Vale Sando: Let’s go, Sando!

Well, episode 6 wrapped everything up nicely. Which means we need never watch Sando again. Let the nation rejoice!

Sando

Sure, it could come back (the resentful daughter’s taken over part of the business with her ex-fiance and current husband as lackeys and plans to take over from Sando one day, and the idiot son’s in a psych ward and wants revenge on his family, and Sando’s back with the ex- but that could soon be destroyed when the daughter’s ex-best friend/counsellor publishes her tell-all book – there’s enough for a second series in that) but this is unlikely.

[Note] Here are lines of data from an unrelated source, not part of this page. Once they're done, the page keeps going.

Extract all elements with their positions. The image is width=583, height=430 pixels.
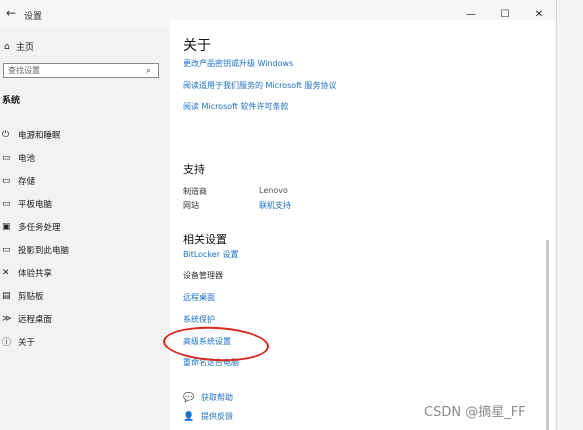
home-label: 主页: [16, 43, 35, 53]
service-agreement-link[interactable]: 阅读适用于我们服务的 Microsoft 服务协议: [183, 80, 337, 91]
share-icon: ✕: [2, 267, 10, 278]
clipboard-icon: ▤: [2, 290, 11, 301]
help-icon: 💬: [183, 392, 195, 403]
sidebar-item-share[interactable]: ✕ 体验共享: [2, 261, 69, 284]
search-icon[interactable]: ⌕: [146, 66, 158, 76]
search-placeholder: 查找设置: [8, 66, 40, 75]
info-icon: ⓘ: [2, 338, 12, 348]
remote-desktop-icon: ≫: [2, 313, 12, 324]
change-product-key-link[interactable]: 更改产品密钥或升级 Windows: [183, 58, 293, 69]
multitask-icon: ▣: [2, 221, 11, 232]
sidebar-item-label: 关于: [18, 337, 36, 348]
sidebar-item-about[interactable]: ⓘ 关于: [2, 330, 69, 353]
projection-icon: ▭: [2, 244, 11, 255]
power-icon: ⏻: [2, 129, 10, 140]
sidebar-item-remote-desktop[interactable]: ≫ 远程桌面: [2, 307, 69, 330]
sidebar-item-power[interactable]: ⏻ 电源和睡眠: [2, 123, 69, 146]
sidebar-item-label: 体验共享: [18, 268, 53, 279]
watermark: CSDN @摘星_FF: [424, 405, 526, 420]
license-terms-link[interactable]: 阅读 Microsoft 软件许可条款: [183, 101, 289, 112]
settings-window: ← 设置 — ☐ ✕ ⌂ 主页 查找设置 ⌕ 系统 ⏻ 电源和睡眠 ▭ 电池 ▭…: [0, 0, 557, 430]
manufacturer-value: Lenovo: [259, 186, 288, 195]
bitlocker-settings-link[interactable]: BitLocker 设置: [183, 249, 239, 260]
sidebar-item-label: 电池: [18, 153, 36, 164]
related-settings-heading: 相关设置: [183, 233, 227, 246]
sidebar-item-label: 多任务处理: [18, 222, 61, 233]
sidebar-item-clipboard[interactable]: ▤ 剪贴板: [2, 284, 69, 307]
remote-desktop-link[interactable]: 远程桌面: [183, 292, 215, 303]
system-protection-link[interactable]: 系统保护: [183, 314, 215, 325]
page-title: 关于: [183, 38, 211, 54]
online-support-link[interactable]: 联机支持: [259, 200, 291, 211]
get-help-label: 获取帮助: [201, 393, 233, 402]
sidebar-item-label: 平板电脑: [18, 199, 53, 210]
sidebar: ⌂ 主页 查找设置 ⌕ 系统 ⏻ 电源和睡眠 ▭ 电池 ▭ 存储 ▭ 平板电脑: [0, 28, 170, 430]
get-help-link[interactable]: 💬 获取帮助: [183, 392, 233, 403]
about-page: 关于 更改产品密钥或升级 Windows 阅读适用于我们服务的 Microsof…: [170, 20, 555, 430]
battery-icon: ▭: [2, 152, 11, 163]
back-arrow-icon[interactable]: ←: [6, 6, 16, 20]
storage-icon: ▭: [2, 175, 11, 186]
sidebar-nav: ⏻ 电源和睡眠 ▭ 电池 ▭ 存储 ▭ 平板电脑 ▣ 多任务处理 ▭ 投影到此电…: [2, 123, 69, 353]
sidebar-item-battery[interactable]: ▭ 电池: [2, 146, 69, 169]
feedback-link[interactable]: 👤 提供反馈: [183, 411, 233, 422]
feedback-icon: 👤: [183, 411, 195, 422]
sidebar-item-label: 投影到此电脑: [18, 245, 70, 256]
window-title: 设置: [24, 12, 43, 22]
device-manager-link[interactable]: 设备管理器: [183, 270, 223, 281]
search-input[interactable]: 查找设置 ⌕: [3, 63, 159, 78]
tablet-icon: ▭: [2, 198, 11, 209]
sidebar-item-label: 存储: [18, 176, 36, 187]
sidebar-item-multitask[interactable]: ▣ 多任务处理: [2, 215, 69, 238]
sidebar-item-label: 剪贴板: [18, 291, 44, 302]
website-label: 网站: [183, 201, 199, 210]
sidebar-item-tablet[interactable]: ▭ 平板电脑: [2, 192, 69, 215]
manufacturer-label: 制造商: [183, 187, 207, 196]
sidebar-section-title: 系统: [2, 96, 21, 106]
support-heading: 支持: [183, 163, 205, 176]
scrollbar[interactable]: [546, 240, 549, 430]
sidebar-home[interactable]: ⌂ 主页: [4, 40, 35, 54]
home-icon: ⌂: [4, 41, 10, 52]
sidebar-item-label: 电源和睡眠: [18, 130, 61, 141]
sidebar-item-storage[interactable]: ▭ 存储: [2, 169, 69, 192]
sidebar-item-projection[interactable]: ▭ 投影到此电脑: [2, 238, 69, 261]
feedback-label: 提供反馈: [201, 412, 233, 421]
sidebar-item-label: 远程桌面: [18, 314, 53, 325]
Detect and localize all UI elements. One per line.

Let’s remind ourselves of those ratings again:

Week 1
427,000 5 City Metro / 517,000 Timeshifted (Source: TV Tonight, Mediaweek and TV Tonight)

Week 2
351,000 5 City Metro / 378,000 Timeshifted (Sources: TV Tonight, Mediaweek and TV Tonight)

Week 3
283,000 5 City Metro (Source: Mediaweek)

Week 4
254,000 5 City Metro (Source: TV Tonight)

Week 5
246,000 5 City Metro (Source: TV Tonight)

TV Tonight even described Sando as “struggling” last week. Ouch.

So, the writing is on the wall: no one likes watching Sando, Sando is over.

It’s hard to imagine anyone missing it. If there’s one thing the ABC has failed to get right over the last decade or more, it’s making shows about “regular” Australians that don’t feel sneering or condescending. Presumably this is intentional: regular Australians supposedly don’t watch the ABC, so they’re a safe target for mockery. After all, you don’t see the ABC making fun of old age pensioners and they’re hilarious.

But rather than accurately skewering the foibles of average dickheads, time and again the ABC serves up series seemingly made by people whose last trip out of the inner city was in a taxi on the way to the airport for a flight to Europe. Was there any part of Sando that seemed remotely based on fact? Was there any point where they made fun of something observed from real life? When did the last larger-than-life furniture mogul die out in the wild? 2002? Why didn’t they make a hilarious comedy series parodying Cliff Young while they were at it?

That’s all big-picture stuff, but this couldn’t even get the basics right. In case you haven’t been reading our week-by-week analysis of Sando, here’s a few more specific reasons why Australians tuned out of the show in ever-increasing numbers:

  1. The entire series had six funny bits in it: that joke about anti-vaccers in episode 1 and the lists of fake suburbs in episodes 1-5. And if you’re advertising a show as a comedy and there’s an average of one joke per show, then people are going to feel ripped-off.
  2. The characters were sitcom stereotypes from another era of comedy – idiot adult son, smart-arse kid, the horny couple who’ll shag anywhere – an era of comedy that makes no one laugh in 2018.
  3. The writing was in no way clever enough or funny enough to make the attempts at high-concept humour (Gary’s need to skinny dip in times of stress, the resentful daughter’s goblin ears) work. These plots just seemed ridiculous and embarrassing, and so, so desperate.
  4. People will give a new show a go, but if it sucks they’ll tune out. Take a look at those ratings above, that’s about 250,000 people who gave Sando a try and gave up. And another 250,000 who were probably just waiting for Insert Name Here to come on.

All of which begs the question: does no one at the ABC take a look at the shows that it’s making at the final scripting stage, or even the editing stage, and make a decision about whether it’s good enough to air? And if not, why not? Does no one care about quality anymore?